In AIG/BofA case, NY Fed reveals details of settlement with bank
NEW YORK |
NEW YORK (Reuters) - The Federal Reserve Bank of New York this week made public a mortgage-securities settlement with Bank of America that could bolster the BofA's case against American International Group Inc over claims on the assets.
AIG filed a $10-billion lawsuit against Bank of America aimed at recouping losses from the U.S. lender.
AIG claims it did not lose the right to recoup these losses when it transferred $18 billion in litigation claims to the New York Fed after the U.S. central bank bailed out the insurer during the 2008 financial crisis.

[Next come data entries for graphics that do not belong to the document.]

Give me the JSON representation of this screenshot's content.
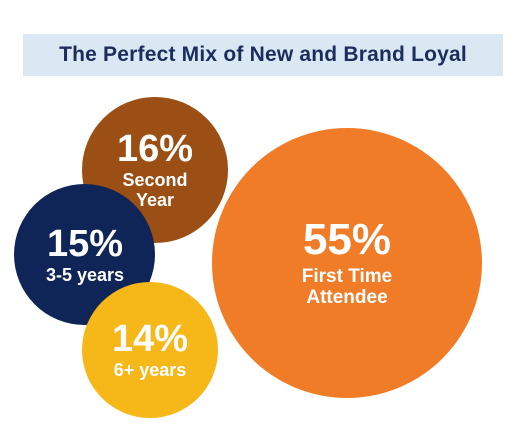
{
  "chart_data": {
    "type": "bubble",
    "title": "The Perfect Mix of New and Brand Loyal",
    "categories": [
      "First Time Attendee",
      "Second Year",
      "3-5 years",
      "6+ years"
    ],
    "values": [
      55,
      16,
      15,
      14
    ],
    "value_labels": [
      "55%",
      "16%",
      "15%",
      "14%"
    ],
    "label_lines": [
      [
        "First Time",
        "Attendee"
      ],
      [
        "Second",
        "Year"
      ],
      [
        "3-5 years"
      ],
      [
        "6+ years"
      ]
    ],
    "colors": [
      "#f07c28",
      "#9b4f14",
      "#0f2557",
      "#f6b718"
    ],
    "title_background": "#d9e8f3",
    "title_color": "#1b2d5c"
  }
}
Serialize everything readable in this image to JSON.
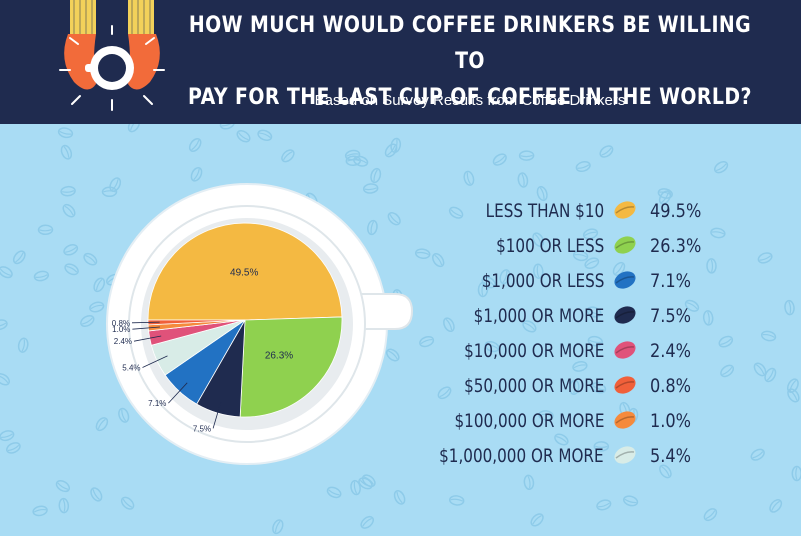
{
  "header": {
    "title_line1": "HOW MUCH WOULD COFFEE DRINKERS BE WILLING TO",
    "title_line2": "PAY FOR THE LAST CUP OF COFFEE IN THE WORLD?",
    "subtitle": "Based on Survey Results from Coffee Drinkers"
  },
  "colors": {
    "header_bg": "#1f2b4f",
    "page_bg": "#a9dcf4",
    "text": "#1f2b4f"
  },
  "chart_data": {
    "type": "pie",
    "title": "HOW MUCH WOULD COFFEE DRINKERS BE WILLING TO PAY FOR THE LAST CUP OF COFFEE IN THE WORLD?",
    "subtitle": "Based on Survey Results from Coffee Drinkers",
    "legend_position": "right",
    "slices": [
      {
        "label": "LESS THAN $10",
        "value": 49.5,
        "display": "49.5%",
        "color": "#f4b942"
      },
      {
        "label": "$100 OR LESS",
        "value": 26.3,
        "display": "26.3%",
        "color": "#8fd14f"
      },
      {
        "label": "$1,000 OR LESS",
        "value": 7.1,
        "display": "7.1%",
        "color": "#2272c3"
      },
      {
        "label": "$1,000 OR MORE",
        "value": 7.5,
        "display": "7.5%",
        "color": "#1f2b4f"
      },
      {
        "label": "$10,000 OR MORE",
        "value": 2.4,
        "display": "2.4%",
        "color": "#e0527a"
      },
      {
        "label": "$50,000 OR MORE",
        "value": 0.8,
        "display": "0.8%",
        "color": "#f0603a"
      },
      {
        "label": "$100,000 OR MORE",
        "value": 1.0,
        "display": "1.0%",
        "color": "#f58a3c"
      },
      {
        "label": "$1,000,000 OR MORE",
        "value": 5.4,
        "display": "5.4%",
        "color": "#d8ece7"
      }
    ],
    "pie_order": [
      0,
      1,
      3,
      2,
      7,
      4,
      6,
      5
    ],
    "pie_labels": [
      "49.5%",
      "26.3%",
      "7.5%",
      "7.1%",
      "5.4%",
      "2.4%",
      "1.0%",
      "0.8%"
    ]
  }
}
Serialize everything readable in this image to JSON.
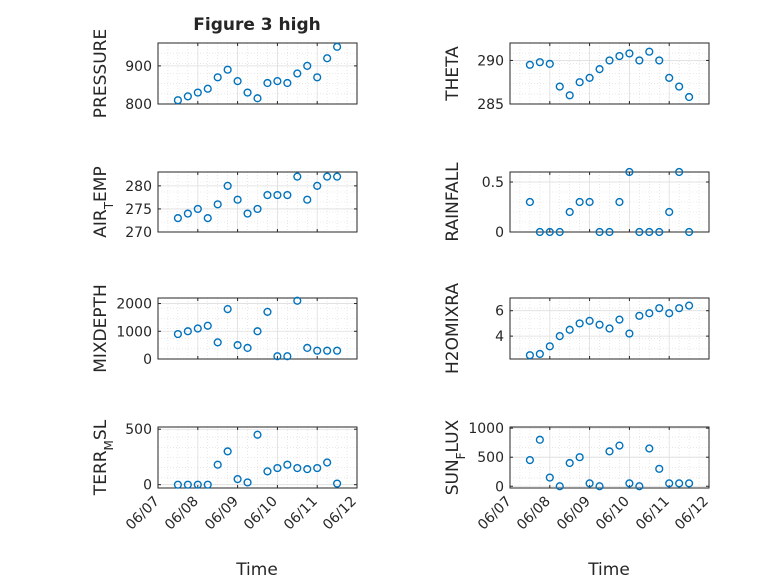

The settlement the New York Fed submitted to a Los Angeles court on Thursday showed that, when it agreed to purchase assets from AIG as part of its bailout, it understood that it was acquiring all "right, title and interest" in them. That included litigation claims associated with those securities, the settlement said.
Earlier this week, a federal judge in New York put a related AIG dispute with the New York Fed on hold while the Los Angeles court addresses the insurer's lawsuit against Bank of America.
The Los Angeles court will ultimately have to decide who owns the Bank of America litigation claims.
The settlement filed on Thursday showed that Bank of America agreed to pay the New York Fed some $62 million, including $43 million related to the residential mortgage securities.
As part of the settlement, the New York Fed unit that held the assets, called Maiden Lane II, released all claims it had against Bank of America related to those securities.
Asked why the New York Fed did not instead pursue further claims against Bank of America, given the size of AIG's claims, a spokesman said the Fed bank wanted to secure the $62 million settlement.
It made the decision after "an analysis of the strength of the potential claims, the cost of pursuing such claims and the likelihood that it would succeed if it was to pursue them," the spokesman said.
AIG's bailout eventually totaled $182.3 billion. The bailout was fully paid off last year, however, with a realized public net gain of $2.8 billion.